Pete Seeger and the Hudson River

Pete Seeger

The recent death of Pete Seeger has produced not only an outpouring of tributes for his contributions to American music but also to his work in helping to clean and preserve the Hudson River. In the following passage from The Hudson: America’s River, Frances Dunwell recounts the beginnings of Seeger’s environmental activism and the role these efforts played in the creation of the first Clean Water Act:

This was not the end of the problems on the Hudson, however. Though Rockefel­ler had secured passage of a bond act to clean up the state’s rivers, it took time for sewage treatment plants to be built. The Hudson’s waters were still a “torrent of filth.” A few summers after the 1965 Pure Waters Bond Act passed, state biologists found zero oxygen in the Hudson around Albany and no living fish.

Folksinger Pete Seeger, in Beacon, New York, was one of those who decided this should change….

In 1969, Seeger proposed to a friend that they get a few hundred families together to build a replica of a Hudson River sloop. At first, it was to be just a boat for sailing, a loving tribute to the sleek and beautiful ships that crowded the Hudson during the age of sail. As Seeger later recounted: “It really seemed a frivolous idea. The world was full of agony; the Vietnam War was heating up. Money was needed for all sorts of life and death matters, and here we were raising money to build a sailboat.” However, the idea soon crystallized around building the boat to save the river, to have it be owned by its members, to be “everybody’s boat.” It would be called the Clearwater.

To help raise money, the Saunders family of Cold Spring and the Osborn family of Garrison offered their lawns for a series of song festivals where Seeger, Arlo Guth­rie, and others performed. The first concert drew 150 people and raised $167. Four months later, 700 people showed up—and by the end of the year, $5,000 was in the bank. By 1969, $140,000 in donations and loans were paid to the Gamage shipyard in South Bristol, Maine, which constructed the boat, and on June 27, the sloop Clearwater set sail down the Damiriscotta River and out to the Atlantic coast for its home port on the Hudson, piloted by a skilled captain and crewed by 11 talented musi­cians, including several who knew little about sailing. The boat stopped in Boston, where the crew sang to 10,000 people. A few days later, it sailed into Connecticut’s Mystic Seaport. In early September, it arrived in New York harbor and tied up in Manhattan at South Street Seaport, where brass bands played, and Mayor Lindsay gave his official greetings as press helicopters zoomed overhead. Soon photos of the sloop appeared in newspapers around the country, and the boat became a sym­bol for an emerging movement to clean up the nation’s waterways. The Clearwater organization’s membership grew to 2,500, and the sloop sailed up and down the Hudson, promoting a message of hope. Crowds joined in with Seeger to sing the re­frain of his 1961 song:

Sailing up my dirty stream,
Still I love it, and I’ll keep the dream,
That some day, though maybe not this year,
My Hudson River will once again run clear.

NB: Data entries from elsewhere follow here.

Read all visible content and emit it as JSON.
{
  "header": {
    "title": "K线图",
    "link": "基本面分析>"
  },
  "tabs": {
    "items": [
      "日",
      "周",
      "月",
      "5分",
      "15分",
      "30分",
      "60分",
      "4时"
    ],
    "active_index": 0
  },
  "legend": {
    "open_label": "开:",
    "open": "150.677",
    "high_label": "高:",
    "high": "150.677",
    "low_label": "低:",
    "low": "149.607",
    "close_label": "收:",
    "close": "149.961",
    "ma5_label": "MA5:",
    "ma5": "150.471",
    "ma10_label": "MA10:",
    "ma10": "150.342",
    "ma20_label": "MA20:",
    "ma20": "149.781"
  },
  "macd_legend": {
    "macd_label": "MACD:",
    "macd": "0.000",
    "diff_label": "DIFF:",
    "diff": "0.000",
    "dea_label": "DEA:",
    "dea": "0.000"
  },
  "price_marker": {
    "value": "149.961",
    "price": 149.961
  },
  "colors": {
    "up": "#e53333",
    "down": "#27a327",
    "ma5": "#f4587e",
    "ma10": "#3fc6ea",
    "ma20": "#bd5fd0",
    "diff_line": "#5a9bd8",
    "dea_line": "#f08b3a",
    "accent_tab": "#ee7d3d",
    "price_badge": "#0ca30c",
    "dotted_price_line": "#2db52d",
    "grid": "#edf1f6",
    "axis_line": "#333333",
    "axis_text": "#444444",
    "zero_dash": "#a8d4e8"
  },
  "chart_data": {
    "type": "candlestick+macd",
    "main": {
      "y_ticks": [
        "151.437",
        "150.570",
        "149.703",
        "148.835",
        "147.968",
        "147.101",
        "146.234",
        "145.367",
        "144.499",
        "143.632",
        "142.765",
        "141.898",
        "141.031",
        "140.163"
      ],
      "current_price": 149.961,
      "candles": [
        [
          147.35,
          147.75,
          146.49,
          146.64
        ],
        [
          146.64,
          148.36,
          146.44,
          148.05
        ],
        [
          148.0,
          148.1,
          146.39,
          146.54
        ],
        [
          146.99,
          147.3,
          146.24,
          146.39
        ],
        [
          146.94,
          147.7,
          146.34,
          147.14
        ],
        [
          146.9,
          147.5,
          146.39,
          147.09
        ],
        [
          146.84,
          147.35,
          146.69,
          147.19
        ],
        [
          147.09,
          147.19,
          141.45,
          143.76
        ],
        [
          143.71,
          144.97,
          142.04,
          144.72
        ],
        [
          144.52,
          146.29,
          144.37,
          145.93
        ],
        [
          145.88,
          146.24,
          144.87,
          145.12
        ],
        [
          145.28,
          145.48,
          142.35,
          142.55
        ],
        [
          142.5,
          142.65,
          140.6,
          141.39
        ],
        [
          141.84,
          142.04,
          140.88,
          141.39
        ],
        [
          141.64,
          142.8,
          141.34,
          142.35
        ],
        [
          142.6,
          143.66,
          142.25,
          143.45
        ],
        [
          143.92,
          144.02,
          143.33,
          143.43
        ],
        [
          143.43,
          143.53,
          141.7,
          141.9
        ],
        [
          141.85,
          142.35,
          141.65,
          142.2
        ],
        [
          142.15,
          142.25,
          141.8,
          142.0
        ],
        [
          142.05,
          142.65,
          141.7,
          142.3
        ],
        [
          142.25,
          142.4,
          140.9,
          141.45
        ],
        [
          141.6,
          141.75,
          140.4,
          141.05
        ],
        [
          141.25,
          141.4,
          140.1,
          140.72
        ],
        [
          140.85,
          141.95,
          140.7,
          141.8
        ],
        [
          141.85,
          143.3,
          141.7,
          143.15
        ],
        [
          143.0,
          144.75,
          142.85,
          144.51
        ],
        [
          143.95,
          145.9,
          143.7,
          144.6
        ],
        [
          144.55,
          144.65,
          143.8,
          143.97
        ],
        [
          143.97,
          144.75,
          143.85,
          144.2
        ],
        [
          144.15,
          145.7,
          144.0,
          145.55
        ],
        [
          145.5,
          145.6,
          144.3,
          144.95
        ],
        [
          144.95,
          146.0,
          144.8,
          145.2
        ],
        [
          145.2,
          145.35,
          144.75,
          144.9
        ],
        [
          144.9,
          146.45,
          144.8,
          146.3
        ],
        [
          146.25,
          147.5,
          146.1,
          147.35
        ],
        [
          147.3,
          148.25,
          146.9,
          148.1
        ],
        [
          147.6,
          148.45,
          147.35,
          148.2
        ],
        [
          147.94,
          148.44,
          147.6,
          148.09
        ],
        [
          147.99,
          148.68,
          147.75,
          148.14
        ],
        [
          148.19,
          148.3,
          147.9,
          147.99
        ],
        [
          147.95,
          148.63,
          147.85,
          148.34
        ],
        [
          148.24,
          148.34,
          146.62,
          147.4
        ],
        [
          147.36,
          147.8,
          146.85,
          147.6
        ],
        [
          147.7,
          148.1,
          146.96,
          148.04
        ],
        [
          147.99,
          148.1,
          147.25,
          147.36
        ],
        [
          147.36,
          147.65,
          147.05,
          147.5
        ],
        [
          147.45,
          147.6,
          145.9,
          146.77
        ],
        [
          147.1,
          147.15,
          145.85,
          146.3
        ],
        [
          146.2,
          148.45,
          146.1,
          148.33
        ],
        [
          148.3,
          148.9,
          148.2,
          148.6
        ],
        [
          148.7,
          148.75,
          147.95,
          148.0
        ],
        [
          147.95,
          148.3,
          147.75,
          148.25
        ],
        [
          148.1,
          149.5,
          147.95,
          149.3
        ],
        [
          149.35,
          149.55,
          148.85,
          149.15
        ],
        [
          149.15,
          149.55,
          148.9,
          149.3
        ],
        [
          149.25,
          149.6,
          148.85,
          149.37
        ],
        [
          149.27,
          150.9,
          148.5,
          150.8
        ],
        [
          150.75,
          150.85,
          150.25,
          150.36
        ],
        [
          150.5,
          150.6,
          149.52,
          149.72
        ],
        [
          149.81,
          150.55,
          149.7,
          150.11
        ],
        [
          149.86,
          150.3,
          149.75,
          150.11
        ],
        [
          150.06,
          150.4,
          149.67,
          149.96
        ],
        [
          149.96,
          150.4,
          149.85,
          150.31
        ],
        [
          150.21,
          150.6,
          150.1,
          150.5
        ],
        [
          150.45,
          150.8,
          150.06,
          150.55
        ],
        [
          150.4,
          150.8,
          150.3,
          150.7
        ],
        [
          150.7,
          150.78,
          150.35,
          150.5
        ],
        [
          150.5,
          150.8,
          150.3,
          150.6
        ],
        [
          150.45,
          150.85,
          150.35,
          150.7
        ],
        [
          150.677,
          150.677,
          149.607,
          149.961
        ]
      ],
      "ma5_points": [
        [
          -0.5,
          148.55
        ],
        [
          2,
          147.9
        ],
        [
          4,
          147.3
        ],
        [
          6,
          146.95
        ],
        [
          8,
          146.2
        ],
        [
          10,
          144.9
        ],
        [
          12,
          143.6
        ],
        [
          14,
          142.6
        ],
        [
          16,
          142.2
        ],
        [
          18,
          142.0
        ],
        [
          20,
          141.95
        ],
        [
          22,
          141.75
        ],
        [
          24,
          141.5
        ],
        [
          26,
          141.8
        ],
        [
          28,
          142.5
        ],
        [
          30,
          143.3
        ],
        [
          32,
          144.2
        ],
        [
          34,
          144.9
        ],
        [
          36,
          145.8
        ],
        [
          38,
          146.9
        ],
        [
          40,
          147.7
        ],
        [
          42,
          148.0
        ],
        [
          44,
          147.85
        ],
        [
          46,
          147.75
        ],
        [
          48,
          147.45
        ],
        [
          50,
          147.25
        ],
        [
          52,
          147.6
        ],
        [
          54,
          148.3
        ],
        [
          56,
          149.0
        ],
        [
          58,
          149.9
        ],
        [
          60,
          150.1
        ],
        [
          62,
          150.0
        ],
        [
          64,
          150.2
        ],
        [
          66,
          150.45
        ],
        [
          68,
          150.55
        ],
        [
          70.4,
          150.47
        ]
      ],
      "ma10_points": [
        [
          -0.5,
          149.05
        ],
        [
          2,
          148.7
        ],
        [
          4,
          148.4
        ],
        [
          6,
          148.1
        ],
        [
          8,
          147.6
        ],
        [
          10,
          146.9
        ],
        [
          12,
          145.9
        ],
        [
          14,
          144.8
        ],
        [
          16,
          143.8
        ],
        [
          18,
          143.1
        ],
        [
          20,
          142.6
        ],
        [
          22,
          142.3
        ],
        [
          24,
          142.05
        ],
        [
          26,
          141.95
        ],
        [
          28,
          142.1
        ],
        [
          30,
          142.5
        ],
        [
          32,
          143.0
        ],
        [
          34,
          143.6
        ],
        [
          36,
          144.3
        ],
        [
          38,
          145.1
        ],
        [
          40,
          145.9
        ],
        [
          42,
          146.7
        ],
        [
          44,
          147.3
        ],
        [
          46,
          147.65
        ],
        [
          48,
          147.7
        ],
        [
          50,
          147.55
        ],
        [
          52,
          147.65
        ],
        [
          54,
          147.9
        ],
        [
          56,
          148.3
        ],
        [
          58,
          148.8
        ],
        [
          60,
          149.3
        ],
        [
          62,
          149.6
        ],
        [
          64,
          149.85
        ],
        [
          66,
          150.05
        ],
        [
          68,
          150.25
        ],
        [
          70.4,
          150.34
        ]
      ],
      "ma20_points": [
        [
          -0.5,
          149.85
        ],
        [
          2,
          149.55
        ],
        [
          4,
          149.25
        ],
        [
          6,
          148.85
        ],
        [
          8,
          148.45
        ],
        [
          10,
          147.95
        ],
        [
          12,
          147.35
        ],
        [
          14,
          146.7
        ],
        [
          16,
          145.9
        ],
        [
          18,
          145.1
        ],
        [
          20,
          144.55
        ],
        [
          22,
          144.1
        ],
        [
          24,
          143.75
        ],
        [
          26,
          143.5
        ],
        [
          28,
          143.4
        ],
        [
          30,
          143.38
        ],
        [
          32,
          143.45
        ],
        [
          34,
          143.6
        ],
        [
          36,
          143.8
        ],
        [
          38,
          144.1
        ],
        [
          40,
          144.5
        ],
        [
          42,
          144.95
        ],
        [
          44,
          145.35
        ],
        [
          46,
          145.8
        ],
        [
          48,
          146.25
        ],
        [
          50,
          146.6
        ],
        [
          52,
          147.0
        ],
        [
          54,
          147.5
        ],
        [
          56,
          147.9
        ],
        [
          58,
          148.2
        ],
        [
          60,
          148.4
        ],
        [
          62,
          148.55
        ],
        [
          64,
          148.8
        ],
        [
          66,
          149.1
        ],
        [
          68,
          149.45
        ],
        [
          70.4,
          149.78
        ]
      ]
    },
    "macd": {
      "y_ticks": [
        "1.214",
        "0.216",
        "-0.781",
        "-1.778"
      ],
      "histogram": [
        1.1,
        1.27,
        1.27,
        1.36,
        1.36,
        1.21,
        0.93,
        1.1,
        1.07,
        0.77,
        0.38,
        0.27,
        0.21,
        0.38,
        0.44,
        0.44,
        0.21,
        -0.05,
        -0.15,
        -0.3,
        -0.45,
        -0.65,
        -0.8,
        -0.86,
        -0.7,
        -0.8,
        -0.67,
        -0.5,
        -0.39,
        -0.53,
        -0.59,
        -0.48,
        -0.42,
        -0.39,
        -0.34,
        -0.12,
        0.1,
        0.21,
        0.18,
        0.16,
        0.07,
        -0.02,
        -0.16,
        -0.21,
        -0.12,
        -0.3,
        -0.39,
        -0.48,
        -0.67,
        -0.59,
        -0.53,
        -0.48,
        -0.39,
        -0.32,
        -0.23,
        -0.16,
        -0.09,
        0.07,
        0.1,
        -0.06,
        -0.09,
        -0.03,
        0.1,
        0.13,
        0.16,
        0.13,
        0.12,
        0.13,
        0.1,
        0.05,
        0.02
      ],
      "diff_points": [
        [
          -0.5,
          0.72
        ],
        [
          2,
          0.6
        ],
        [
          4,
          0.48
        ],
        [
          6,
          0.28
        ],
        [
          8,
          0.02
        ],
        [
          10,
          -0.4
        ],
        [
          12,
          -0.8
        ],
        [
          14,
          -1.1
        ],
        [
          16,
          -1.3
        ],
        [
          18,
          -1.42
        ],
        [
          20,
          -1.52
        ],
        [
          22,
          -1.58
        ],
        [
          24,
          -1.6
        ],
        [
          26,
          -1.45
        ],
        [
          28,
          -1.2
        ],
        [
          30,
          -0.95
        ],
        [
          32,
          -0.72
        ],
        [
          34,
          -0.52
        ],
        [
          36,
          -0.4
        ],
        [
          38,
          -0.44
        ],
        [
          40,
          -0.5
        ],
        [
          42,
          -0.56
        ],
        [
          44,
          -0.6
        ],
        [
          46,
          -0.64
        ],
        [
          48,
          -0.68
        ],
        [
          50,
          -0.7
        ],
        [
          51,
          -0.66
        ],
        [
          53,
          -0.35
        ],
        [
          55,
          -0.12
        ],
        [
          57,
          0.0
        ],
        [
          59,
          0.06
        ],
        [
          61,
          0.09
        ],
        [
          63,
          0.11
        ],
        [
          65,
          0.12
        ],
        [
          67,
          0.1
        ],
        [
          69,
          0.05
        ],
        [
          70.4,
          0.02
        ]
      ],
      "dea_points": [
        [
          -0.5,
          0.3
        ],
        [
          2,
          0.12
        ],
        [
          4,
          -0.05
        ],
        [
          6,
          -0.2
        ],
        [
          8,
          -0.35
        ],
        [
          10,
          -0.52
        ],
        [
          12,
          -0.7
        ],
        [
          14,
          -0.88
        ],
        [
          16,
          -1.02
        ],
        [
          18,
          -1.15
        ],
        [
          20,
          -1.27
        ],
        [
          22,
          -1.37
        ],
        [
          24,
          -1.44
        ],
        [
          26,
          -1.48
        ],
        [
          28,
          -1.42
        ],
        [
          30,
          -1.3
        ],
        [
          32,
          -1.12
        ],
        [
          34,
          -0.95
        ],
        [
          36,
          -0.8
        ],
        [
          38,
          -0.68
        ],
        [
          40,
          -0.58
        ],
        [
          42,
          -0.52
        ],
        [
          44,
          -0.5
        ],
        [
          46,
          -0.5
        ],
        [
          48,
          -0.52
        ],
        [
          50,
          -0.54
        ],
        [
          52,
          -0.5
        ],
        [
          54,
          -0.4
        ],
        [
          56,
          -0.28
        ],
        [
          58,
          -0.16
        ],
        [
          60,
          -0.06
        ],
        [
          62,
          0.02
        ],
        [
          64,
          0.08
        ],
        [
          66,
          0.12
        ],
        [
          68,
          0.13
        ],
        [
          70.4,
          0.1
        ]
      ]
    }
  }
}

In 1970, the Clearwater crew sailed for Washington, D.C.—joining up with 20,000 people to celebrate Earth Day—and the real work of promoting river cleanup began. “We’ve sailed for a year now up and down the river showing people what the river used to be, how it’s polluted now and what it can be,” Pete Seeger told the New York Times. “We’re going to Washington because the problems of the American rivers can’t be solved by people like me who live on them. Only the Federal Government has the power to enact and enforce the laws that are needed.” Seeger held a press conference in the House of Representatives office building, where he “displayed a pie chart of the national budget, showing big slices for war, for highways and bridges, and a slice for the environment so small it was just a line.” Then he and fellow folk­ singer Don McLean began to play songs about the river. More than 70 members of Congress attended, many pledging to do something.

Two years later, the Clean Water Act of 1972 committed the federal government to restoring America’s polluted waters, providing funds for building sewage treat­ment plants, and requiring polluters to get permits for discharging their waste. The law also halted the filling of most wetlands. It contained a citizen suit provision, modeled on the Storm King decision, and the Clearwater organization promptly filed the first successful Clean Water Act suit against a polluter: Tuck Tape, of Bea­con, New York, which was dumping titanium dioxide, adhesives, solvents, latex, and sewage into the Fishkill Creek near where it drains into the Hudson. The People’s Pipewatch, organized by Clearwater, encouraged citizens to report pollution wher­ever they saw it.